Labor im Göttinger Unternehmen Sartorius

Prognose angehoben Sartorius ist nicht zu bremsen

Stand: 19.07.2019, 08:20 Uhr

Während zahlreiche deutsche Firmen vor einem Gewinn- und Umsatzrückgang warnen, zeigt sich der Göttinger Laborausrüster unverändert zuversichtlich - und hebt seinen Ausblick für dieses Jahr sogar an.

"Im Hinblick auf die weitere Entwicklung sind wir sehr zuversichtlich und erwarten für das Gesamtjahr ein Umsatzwachstum von zehn bis 14 Prozent anstelle der bisher prognostizierten sieben bis elf Prozent", sagte Konzernchef Joachim Kreuzburg. Dabei rechnet das Unternehmen weiterhin mit einer Marge von 27 Prozent der Gesamterlöse.

Wie unverändert stark die Nachfrage nach Technologien zur Herstellung von Biopharmazeutika weiterhin ist, zeigt ein Blick auf die Bilanz des zweiten Quartals. Sowohl Umsatz als auch Gewinn legten kräftig zu. So kletterte der um Wechselkurseffekte bereinigte Umsatz um knapp 16 Prozent auf 894,7 Millionen Euro.

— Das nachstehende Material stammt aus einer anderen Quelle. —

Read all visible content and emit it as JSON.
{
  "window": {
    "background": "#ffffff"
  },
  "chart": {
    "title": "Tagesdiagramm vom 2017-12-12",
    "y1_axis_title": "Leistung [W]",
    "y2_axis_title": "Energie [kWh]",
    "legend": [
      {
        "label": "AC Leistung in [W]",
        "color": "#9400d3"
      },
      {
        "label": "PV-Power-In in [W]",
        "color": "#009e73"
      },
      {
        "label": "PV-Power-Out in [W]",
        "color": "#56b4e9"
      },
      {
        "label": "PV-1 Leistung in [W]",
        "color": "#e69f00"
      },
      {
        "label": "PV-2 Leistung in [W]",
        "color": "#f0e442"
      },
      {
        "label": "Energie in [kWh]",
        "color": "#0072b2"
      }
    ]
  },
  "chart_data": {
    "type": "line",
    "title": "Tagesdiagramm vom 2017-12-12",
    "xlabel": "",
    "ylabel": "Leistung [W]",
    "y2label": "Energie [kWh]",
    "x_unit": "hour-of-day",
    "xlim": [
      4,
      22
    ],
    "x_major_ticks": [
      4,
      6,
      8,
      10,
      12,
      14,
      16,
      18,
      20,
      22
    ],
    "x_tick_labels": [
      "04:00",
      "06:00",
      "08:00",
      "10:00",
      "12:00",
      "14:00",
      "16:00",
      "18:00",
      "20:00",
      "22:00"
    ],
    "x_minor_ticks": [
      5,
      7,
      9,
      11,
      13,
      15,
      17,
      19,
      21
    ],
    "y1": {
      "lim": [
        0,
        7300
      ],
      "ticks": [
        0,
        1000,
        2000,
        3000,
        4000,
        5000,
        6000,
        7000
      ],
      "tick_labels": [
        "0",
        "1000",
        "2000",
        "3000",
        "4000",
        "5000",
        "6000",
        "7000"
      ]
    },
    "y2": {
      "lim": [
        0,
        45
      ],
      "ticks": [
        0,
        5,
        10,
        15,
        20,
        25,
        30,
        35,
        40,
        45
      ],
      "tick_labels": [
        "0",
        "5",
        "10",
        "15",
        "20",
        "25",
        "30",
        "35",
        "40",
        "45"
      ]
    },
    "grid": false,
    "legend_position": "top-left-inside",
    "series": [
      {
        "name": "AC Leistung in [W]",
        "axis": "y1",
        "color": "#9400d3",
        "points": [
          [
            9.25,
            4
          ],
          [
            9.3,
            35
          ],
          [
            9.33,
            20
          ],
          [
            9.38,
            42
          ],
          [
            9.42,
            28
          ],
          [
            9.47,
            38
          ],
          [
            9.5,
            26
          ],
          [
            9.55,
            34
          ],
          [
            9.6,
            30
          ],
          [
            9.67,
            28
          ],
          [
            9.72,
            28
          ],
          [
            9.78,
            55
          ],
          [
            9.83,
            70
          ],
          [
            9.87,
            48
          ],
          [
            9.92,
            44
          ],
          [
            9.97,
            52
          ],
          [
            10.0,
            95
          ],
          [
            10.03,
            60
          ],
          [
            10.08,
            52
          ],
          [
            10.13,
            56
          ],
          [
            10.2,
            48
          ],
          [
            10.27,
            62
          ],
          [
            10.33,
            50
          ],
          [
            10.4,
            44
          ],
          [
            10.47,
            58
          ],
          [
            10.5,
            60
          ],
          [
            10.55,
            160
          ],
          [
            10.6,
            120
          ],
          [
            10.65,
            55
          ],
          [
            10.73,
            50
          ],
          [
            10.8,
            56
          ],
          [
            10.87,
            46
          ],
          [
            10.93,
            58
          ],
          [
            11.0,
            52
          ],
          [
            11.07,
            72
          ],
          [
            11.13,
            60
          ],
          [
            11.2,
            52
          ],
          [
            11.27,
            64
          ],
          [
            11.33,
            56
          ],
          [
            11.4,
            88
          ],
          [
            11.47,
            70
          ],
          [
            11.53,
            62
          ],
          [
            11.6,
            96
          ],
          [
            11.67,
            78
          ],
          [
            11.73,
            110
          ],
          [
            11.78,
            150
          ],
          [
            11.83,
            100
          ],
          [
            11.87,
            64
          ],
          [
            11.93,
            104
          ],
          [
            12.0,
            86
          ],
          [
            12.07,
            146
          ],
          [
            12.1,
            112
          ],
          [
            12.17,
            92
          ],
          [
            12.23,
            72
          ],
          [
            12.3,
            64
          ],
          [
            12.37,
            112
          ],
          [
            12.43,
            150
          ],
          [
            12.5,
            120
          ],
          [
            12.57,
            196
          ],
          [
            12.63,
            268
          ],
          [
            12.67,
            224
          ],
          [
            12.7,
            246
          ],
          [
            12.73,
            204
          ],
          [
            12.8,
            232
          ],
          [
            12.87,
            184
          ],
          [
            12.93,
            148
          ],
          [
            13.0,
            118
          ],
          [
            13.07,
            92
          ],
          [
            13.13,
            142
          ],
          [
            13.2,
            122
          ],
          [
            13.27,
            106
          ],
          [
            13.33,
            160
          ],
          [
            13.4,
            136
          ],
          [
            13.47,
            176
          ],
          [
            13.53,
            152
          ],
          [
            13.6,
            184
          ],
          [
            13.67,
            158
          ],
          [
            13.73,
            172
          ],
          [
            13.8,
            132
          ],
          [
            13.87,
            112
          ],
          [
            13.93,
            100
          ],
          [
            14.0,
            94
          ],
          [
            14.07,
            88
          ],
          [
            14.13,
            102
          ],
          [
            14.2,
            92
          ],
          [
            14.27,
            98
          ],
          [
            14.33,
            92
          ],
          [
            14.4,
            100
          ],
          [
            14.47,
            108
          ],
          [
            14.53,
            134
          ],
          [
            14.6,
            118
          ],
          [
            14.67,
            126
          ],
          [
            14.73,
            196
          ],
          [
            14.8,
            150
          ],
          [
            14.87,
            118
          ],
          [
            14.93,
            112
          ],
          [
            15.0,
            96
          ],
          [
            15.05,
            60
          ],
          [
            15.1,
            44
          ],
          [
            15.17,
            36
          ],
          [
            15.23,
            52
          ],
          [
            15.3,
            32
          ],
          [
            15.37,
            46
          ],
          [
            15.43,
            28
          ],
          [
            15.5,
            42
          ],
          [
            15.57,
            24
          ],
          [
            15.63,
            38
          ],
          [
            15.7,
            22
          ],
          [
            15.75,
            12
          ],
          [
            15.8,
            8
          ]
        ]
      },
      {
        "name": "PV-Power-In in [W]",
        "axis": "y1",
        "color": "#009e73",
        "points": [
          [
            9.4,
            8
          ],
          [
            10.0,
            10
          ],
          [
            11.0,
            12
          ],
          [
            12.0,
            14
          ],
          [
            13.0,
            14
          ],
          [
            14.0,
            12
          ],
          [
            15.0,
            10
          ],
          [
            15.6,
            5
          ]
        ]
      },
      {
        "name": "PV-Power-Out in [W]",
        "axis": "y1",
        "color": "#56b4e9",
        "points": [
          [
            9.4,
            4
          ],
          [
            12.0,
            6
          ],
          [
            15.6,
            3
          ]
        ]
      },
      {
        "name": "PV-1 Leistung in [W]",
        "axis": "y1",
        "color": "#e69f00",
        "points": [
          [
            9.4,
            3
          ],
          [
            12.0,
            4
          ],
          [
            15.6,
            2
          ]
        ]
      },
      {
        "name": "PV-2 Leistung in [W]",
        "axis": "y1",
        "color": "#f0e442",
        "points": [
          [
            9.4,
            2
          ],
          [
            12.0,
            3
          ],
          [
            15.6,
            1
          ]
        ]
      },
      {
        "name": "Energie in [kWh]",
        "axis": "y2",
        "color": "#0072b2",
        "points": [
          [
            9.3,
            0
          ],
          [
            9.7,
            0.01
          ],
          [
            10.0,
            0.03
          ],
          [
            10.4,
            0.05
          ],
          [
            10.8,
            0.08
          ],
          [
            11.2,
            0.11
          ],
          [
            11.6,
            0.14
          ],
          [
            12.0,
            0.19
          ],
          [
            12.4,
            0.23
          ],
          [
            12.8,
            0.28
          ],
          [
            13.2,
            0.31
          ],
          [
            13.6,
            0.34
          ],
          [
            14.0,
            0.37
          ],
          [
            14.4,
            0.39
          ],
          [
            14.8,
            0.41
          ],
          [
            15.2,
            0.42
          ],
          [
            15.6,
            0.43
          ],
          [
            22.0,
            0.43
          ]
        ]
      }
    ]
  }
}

Ergebnis steigt um 25 Prozent

Sartorius ist in allen Regionen zweistellig gewachsen: Mit einem Umsatzanstieg von knapp 20 Prozent auf 224,5 Millionen Euro verzeichnete die Region Asien/Pazifik die dynamischste Entwicklung, gefolgt von der Region Amerika, die ihre Umsätze um 18,9 Prozent auf 308,2 Millionen Euro steigern konnte. Auch in der Region EMEA (Europa, Mittlerer Osten und Afrika), auf die weiterhin der größte Anteil des Konzernumsatzes entfiel, expandierte das Unternehmen mit einem Plus von 11,4 Prozent auf 362,0 Millionen Euro deutlich.

Das um Sondereffekte bereinigte Ergebnis vor Zinsen, Steuern und Abschreibungen (Ebitda) erhöhte sich um 25,4 Prozent auf rund 237,6 Millionen Euro. Damit lag die entsprechende Marge bei 26,6 Prozent, über dem Vorjahreswert von 25,0 Prozent. Als bereinigter Gewinn blieben 101,5 Millionen Euro hängen, nach rund 80 Millionen in den ersten sechs Monaten des Vorjahres.

Aktie auf neuem Rekordhoch

Wie gut es Sartorius geht, zeigt auch ein Blick auf die Auftragseingänge: Sie stiegen um 18,7 Prozent auf 974,3 Millionen Euro. Joachim Kreuzburg zeigte sich mit dem bisherigen Jahresverlauf sehr zufrieden. Er verwies jedoch darauf, dass die beiden Sparten eine unterschiedliche Wachstumsdynamik hätten. So habe sich das Wachstum im Laborgeschäft aufgrund des schwächeren konjunkturellen Umfelds verlangsamt.

Bei den Anlegern kommt die Anhebung der Prognose gut an. Die Aktie kletterte am Morgen auf der Handelsplattform Tradegate auf ein neues Rekordhoch von 190 Euro. Damit hat das im MDax und TecDax notierte Papier seit Jahresbeginn um gut 70 Prozent zugelegt.